The d9d.module.block.head package handles the model heads.

Features

Causal Language Modelling

SplitLanguageModellingHead provides a causal language modelling head that computes per-token logprobs.

It uses efficient fused Linear-Cross-Entropy kernel from the Cut-Cross-Entropy project and avoids full logit tensor materialization.

Supports vocab split to multiple independent splits following the SplitTokenEmbeddings embedding implementation.

d9d.module.block.head

LM_IGNORE_INDEX = -100 module-attribute

Index ignored by LM head while calculating logps

ClassificationHead

Bases: Module, ModuleLateInit

A classification head module that is typically used on top of model hidden states.

It applies dropout followed by a linear projection to produce logits for a specified number of classes. It supports optional pooling via a mask, allowing for selection of specific tokens (e.g., [CLS] tokens or specific sequence positions) before projection.

__init__(hidden_size, num_labels, dropout)

Constructs the ClassificationHead object.

Parameters:

Name Type Description Default
hidden_size int

The input dimensionality (hidden state size).

required
num_labels int

The number of output classes.

required
dropout float

The dropout probability.

required

forward(hidden_states, pooling_mask)

Computes class logits from hidden states.

Parameters:

Name Type Description Default
hidden_states Tensor

Input tensor of hidden states.

required
pooling_mask Tensor | None

Optional mask to select specific hidden states. If provided, the input is indexed as hidden_states[pooling_mask == 1], flattening the batch and sequence dimensions into a single dimension of selected tokens.

required

Returns:

Type Description
Tensor

A tensor containing the unnormalized logits.

reset_parameters()

Resets module parameters.

SplitLanguageModellingHead

Bases: Module, ModuleLateInit

A segmented language modeling head that computes per-token cross-entropy loss values using a composed weight matrix.

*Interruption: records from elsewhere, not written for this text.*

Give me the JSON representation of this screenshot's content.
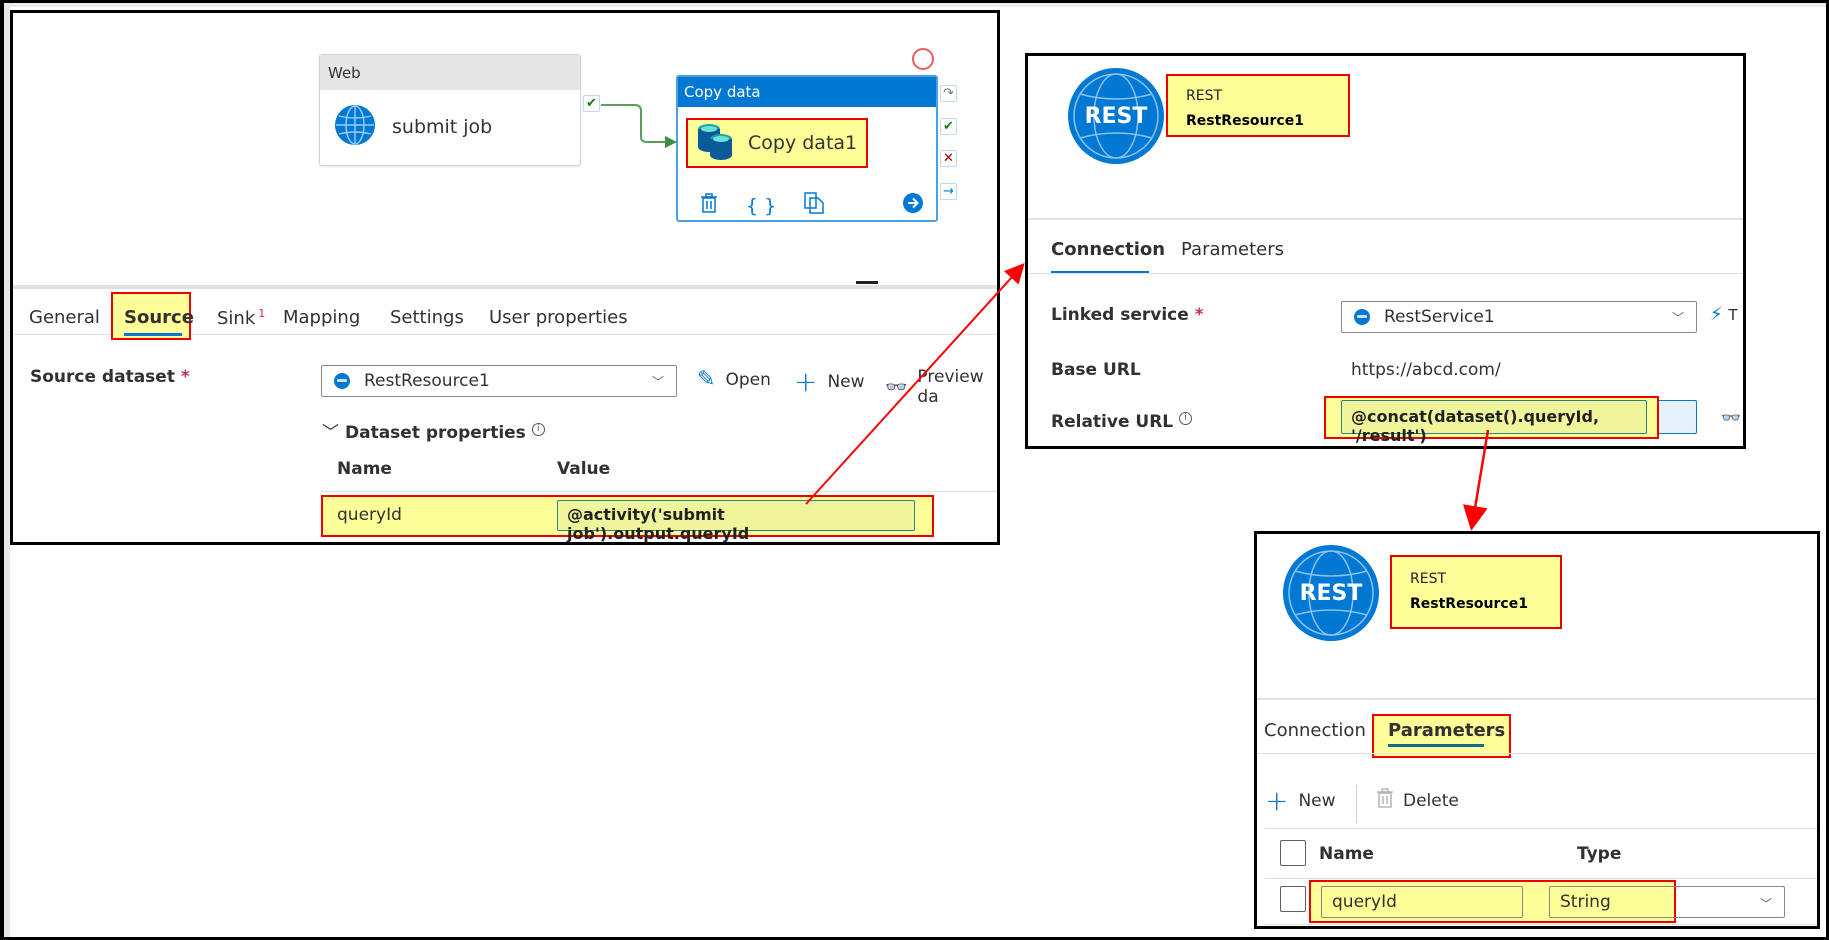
{
  "pipeline": {
    "web_activity": {
      "type_label": "Web",
      "name": "submit job",
      "icon": "globe-icon"
    },
    "copy_activity": {
      "type_label": "Copy data",
      "name": "Copy data1",
      "icon": "database-icon",
      "tools": [
        "delete-icon",
        "code-icon",
        "clone-icon",
        "go-icon"
      ],
      "connectors": [
        "skip-icon",
        "success-icon",
        "failure-icon",
        "completion-icon"
      ]
    },
    "success_link": "success-check-icon"
  },
  "activity_tabs": [
    {
      "label": "General",
      "active": false
    },
    {
      "label": "Source",
      "active": true
    },
    {
      "label": "Sink",
      "active": false,
      "badge": "1"
    },
    {
      "label": "Mapping",
      "active": false
    },
    {
      "label": "Settings",
      "active": false
    },
    {
      "label": "User properties",
      "active": false
    }
  ],
  "source": {
    "dataset_label": "Source dataset",
    "required_mark": "*",
    "dataset_value": "RestResource1",
    "actions": {
      "open": "Open",
      "new": "New",
      "preview": "Preview da"
    },
    "dataset_properties_label": "Dataset properties",
    "columns": {
      "name": "Name",
      "value": "Value"
    },
    "rows": [
      {
        "name": "queryId",
        "value": "@activity('submit job').output.queryId"
      }
    ]
  },
  "rest_dataset": {
    "logo_text": "REST",
    "type": "REST",
    "name": "RestResource1",
    "tabs": [
      {
        "label": "Connection",
        "active": true
      },
      {
        "label": "Parameters",
        "active": false
      }
    ],
    "linked_service_label": "Linked service",
    "required_mark": "*",
    "linked_service_value": "RestService1",
    "test_connection_label": "T",
    "base_url_label": "Base URL",
    "base_url_value": "https://abcd.com/",
    "relative_url_label": "Relative URL",
    "relative_url_value": "@concat(dataset().queryId, '/result')"
  },
  "rest_params": {
    "logo_text": "REST",
    "type": "REST",
    "name": "RestResource1",
    "tabs": [
      {
        "label": "Connection",
        "active": false
      },
      {
        "label": "Parameters",
        "active": true
      }
    ],
    "actions": {
      "new": "New",
      "delete": "Delete"
    },
    "columns": {
      "name": "Name",
      "type": "Type"
    },
    "rows": [
      {
        "name": "queryId",
        "type": "String"
      }
    ]
  },
  "colors": {
    "accent": "#0078d4",
    "highlight": "#ffff99",
    "highlight_border": "#e00000",
    "expression_bg": "#eef59a",
    "success": "#107c10",
    "failure": "#a80000"
  }
}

This class maintains separate linear layers for different segments of the vocabulary (e.g., regular vs. special tokens). During the forward pass, it concatenates the weights to form a unified projection matrix and computes the cross-entropy loss efficiently, typically using a fused kernel to avoid materializing full logits.

The concatenation order of the weights is determined by split_order, which ensures consistency with the global vocabulary indices.

__init__(split_vocab_size, split_order, hidden_size)

Constructs the SplitLanguageModellingHead object.

Parameters:

Name Type Description Default
split_vocab_size dict[str, int]

A dictionary mapping split names to their output vocabulary sizes.

required
split_order Sequence[str]

A sequence defining the order in which vocabulary segments should be concatenated. This determines the mapping of global indices to specific heads.

required
hidden_size int

The input dimensionality (hidden state size).

required

forward(hidden_states, labels)

Computes the cross-entropy loss for the given hidden states and labels.

Parameters:

Name Type Description Default
hidden_states Tensor

Input tensor of shape (B, S, H).

required
labels Tensor

Target label tensor of shape (B, S). Indices must correspond to the global vocabulary formed by concatenating splits in split_order.

required

Returns:

Type Description
Tensor

A tensor containing per-token loss values (reduction='none'), matching the

Tensor

shape of the labels tensor.

reset_parameters()

Resets module parameters.